“[Bailey] was saying it was all in the category of development etc. – his players were always trying and [there was] never any intent to lose.”
– Adrian Anderson, August 2011, following comments by former Melbourne coach Dean Bailey.
Next minute, Melbourne charged with tanking because of Brock McLean’s comments? Possible, but highly unlikely.
The AFL has put itself in a bind regarding tanking. Anderson’s statements in the middle of last year meant that tanking would not be looked at in cases up to and including the 2009 debacle.
If the AFL was to investigate the allegations against Melbourne, they would have to investigate other clubs. There’s the 2007 ‘Kreuzer Cup’ in Round 22 between Carlton and Melbourne. Terry Wallace ‘doing nothing’ in 2007. Efforts by Hawthorn and Collingwood in early 2000s and West Coast putting players in for early surgeries when it was clear the season was shot are all other examples of tanking.
The Collingwood example saw them gain Scott Pendlebury and Dale Thomas, cornerstones of their current side. Reports were made at the time of many of these allegations and even Brendan Fevola’s new book makes mention of the tanking at Carlton. Yet the AFL have only investigated one case of the offence.
If it is a crime, then Melbourne have to be punished. Since the tanking year in 2009, Melbourne have not made the finals. The club has gone backwards in a year of both on-field and off-field hell.

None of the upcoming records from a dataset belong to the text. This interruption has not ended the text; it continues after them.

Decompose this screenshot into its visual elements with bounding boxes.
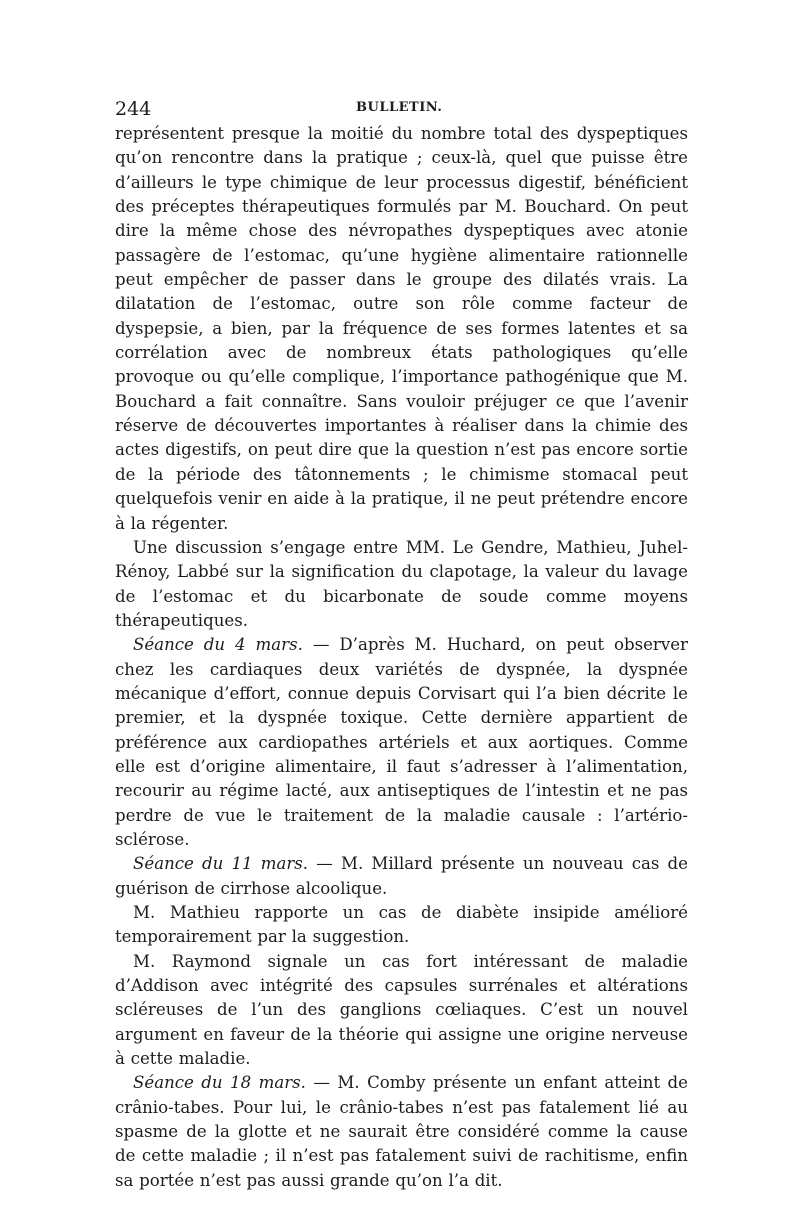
paragraph (115, 122, 688, 536)
paragraph-text: M. Mathieu rapporte un cas de diabète insipide amélioré temporairement par la suggestion. (115, 903, 688, 947)
paragraph-text: M. Raymond signale un cas fort intéressant de maladie d’Addison avec intégrité des capsules surrénales et altérations scléreuses de l’un des ganglions cœliaques. C’est un nouvel argument en faveur de la théorie qui assigne une origine nerveuse à cette maladie. (115, 951, 688, 1069)
session-date: Séance du 11 mars. (133, 854, 309, 874)
paragraph (115, 950, 688, 1072)
page-number: 244 (115, 98, 152, 120)
session-date: Séance du 4 mars. (133, 635, 303, 655)
page-header (115, 96, 688, 122)
body-text (115, 122, 688, 1193)
paragraph-text: Une discussion s’engage entre MM. Le Gendre, Mathieu, Juhel-Rénoy, Labbé sur la signification du clapotage, la valeur du lavage de l’estomac et du bicarbonate de soude comme moyens thérapeutiques. (115, 537, 688, 630)
paragraph-text: — M. Millard présente un nouveau cas de guérison de cirrhose alcoolique. (115, 854, 688, 898)
paragraph (115, 1071, 688, 1193)
paragraph (115, 852, 688, 901)
paragraph (115, 901, 688, 950)
paragraph (115, 633, 688, 852)
paragraph-text: représentent presque la moitié du nombre total des dyspeptiques qu’on rencontre dans la pratique ; ceux-là, quel que puisse être d’ailleurs le type chimique de leur processus digestif, bénéficient des préceptes thérapeutiques formulés par M. Bouchard. On peut dire la même chose des névropathes dyspeptiques avec atonie passagère de l’estomac, qu’une hygiène alimentaire rationnelle peut empêcher de passer dans le groupe des dilatés vrais. La dilatation de l’estomac, outre son rôle comme facteur de dyspepsie, a bien, par la fréquence de ses formes latentes et sa corrélation avec de nombreux états pathologiques qu’elle provoque ou qu’elle complique, l’importance pathogénique que M. Bouchard a fait connaître. Sans vouloir préjuger ce que l’avenir réserve de découvertes importantes à réaliser dans la chimie des actes digestifs, on peut dire que la question n’est pas encore sortie de la période des tâtonnements ; le chimisme stomacal peut quelquefois venir en aide à la pratique, il ne peut prétendre encore à la régenter. (115, 124, 688, 533)
page (115, 96, 688, 1193)
session-date: Séance du 18 mars. (133, 1073, 306, 1093)
paragraph-text: — M. Comby présente un enfant atteint de crânio-tabes. Pour lui, le crânio-tabes n’est pas fatalement lié au spasme de la glotte et ne saurait être considéré comme la cause de cette maladie ; il n’est pas fatalement suivi de rachitisme, enfin sa portée n’est pas aussi grande qu’on l’a dit. (115, 1073, 688, 1190)
paragraph (115, 536, 688, 633)
running-title: BULLETIN. (356, 100, 443, 115)
paragraph-text: — D’après M. Huchard, on peut observer chez les cardiaques deux variétés de dyspnée, la dyspnée mécanique d’effort, connue depuis Corvisart qui l’a bien décrite le premier, et la dyspnée toxique. Cette dernière appartient de préférence aux cardiopathes artériels et aux aortiques. Comme elle est d’origine alimentaire, il faut s’adresser à l’alimentation, recourir au régime lacté, aux antiseptiques de l’intestin et ne pas perdre de vue le traitement de la maladie causale : l’artério-sclérose. (115, 635, 688, 849)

The supporter base is completely demoralised; one look at the comments on the official Melbourne Facebook page after yet another loss shows that. Recent history has compounded into a season of hell. The two Melbourne jumper sponsors are short-term after the EnergyWatch scandal. For the AFL to add to this might even put the club’s existence at risk.
Many supporters seeing, say, a loss of draft picks on top of five years of terrible performances might give up on the club for the time being. Memberships and merchandise sales would surely suffer.
Finally, what’s to be gained from such a punishment? The coach of 2009 has been sacked. The then-president of Melbourne is a legend among the eyes of many Melbournians and not just supporters of the Demons, and dragging his name through the mud since his passing is a sure-fire way to come under attack from the mainstream media.
It’s too much of a risk to the AFL for them to go after Melbourne. A quiet word to clubs, saying that the party is over and if you’ve got people who come out and say this again, we will punish you, will be the way to go.
Otherwise the last decade of AFL football will forever be tarnished by the actions of various clubs over the years.